While visual graphics in Virtual Reality (VR) systems are very well developed, the manner in which acoustic environments and sounds may be recreated in a VR system is not. Currently, the standard procedure to represent sound in a virtual environment is to use a generic head related transfer function (HRTF), i.e. a user selects a generic HRTF from a library, with limited personal information. It is essentially a ‘best-guess’ representation of an individual’s perception of a sound source. This limits the accuracy of the representation of the acoustic environment, as every person has a HRTF that is unique to themselves.
What is a HRTF?
If you close your eyes and someone jangles keys behind your head, you will be able to identify the general location of the keys just from the sound you hear. A HRTF is a mathematical function that captures these transformations, and can be used to recreate the sound of those keys in a pair of headphones – so that it appears that the sound recording of the keys has a direction associated with it. However, everyone has vastly different ear and head shapes, therefore HRTFs are unique to each person. The objective of our work was to determine how the accuracy of sound localization in a VR world varies for different users, and how we can improve it.

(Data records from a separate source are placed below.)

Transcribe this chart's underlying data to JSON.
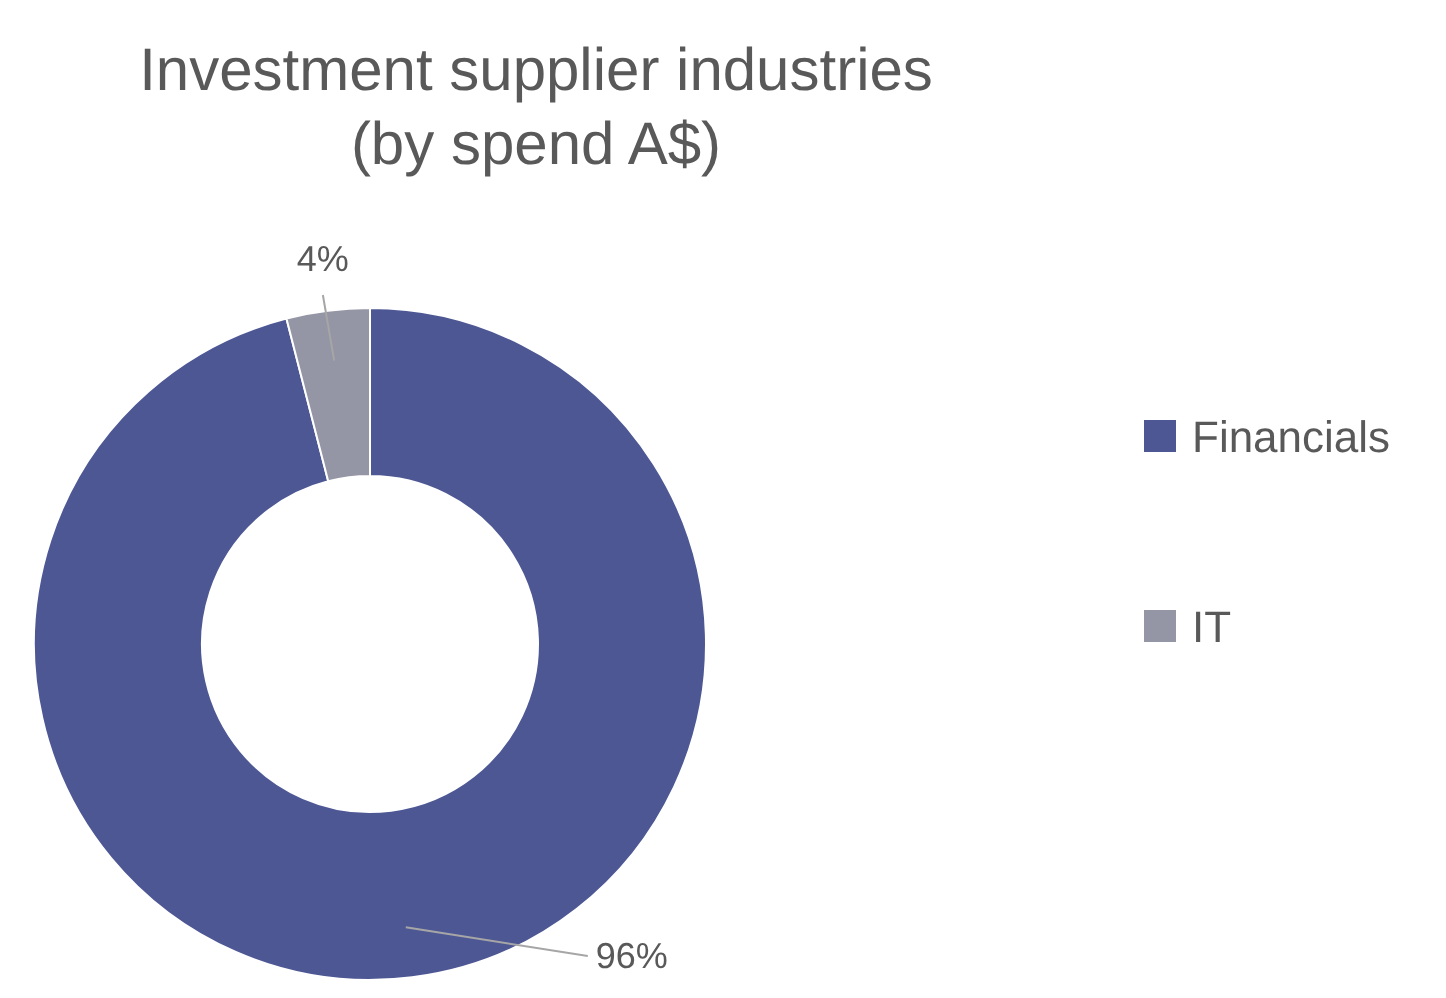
{
  "chart_data": {
    "type": "donut",
    "title": "Investment supplier industries (by spend A$)",
    "categories": [
      "Financials",
      "IT"
    ],
    "values": [
      96,
      4
    ],
    "colors": [
      "#4d5794",
      "#9495a5"
    ],
    "value_labels": [
      "96%",
      "4%"
    ],
    "legend": "right"
  }
}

In our tests, volunteers entered a VR world, which was essentially an empty room, and an invisible sound source made a short bursts of noise at various positions in the room. Volunteers were asked to point to the location of the sound source, and results were captured using the VR’s motion tracking system. Results were captured to the nearest millimeter. We tested three cases: 1) where volunteers were not allowed to move their head to assist in the localization, 2) where some slight head movements were allowed to assist in sound localization, and 3) where volunteers could turn around freely and ‘search’ (with their ears) for the sound source. The head movement was tracked by using the VR system to track the volunteer’s eye movement, and if the volunteer moved, the sound source was switched off.
We observed that the accuracy with which volunteers were able to localize the sound source varied significantly from person to person. There was significant error when volunteers’ head movements were restricted, but the accuracy significantly improved when people were able to move around and listen to the sound source. This suggests that the initial impression of a sounds location in a VR world is refined when the user can move their head to refine their search.
We are currently analyzing our results in more detail to account for the different characteristics of each user (e.g. head size, size and shape of ear, etc). Further, we are aiming to develop the experimental methodology to use machine learning algorithms enabling each user to create a pseudo-personalized HRTF, which would improve the immersive experience for all VR users.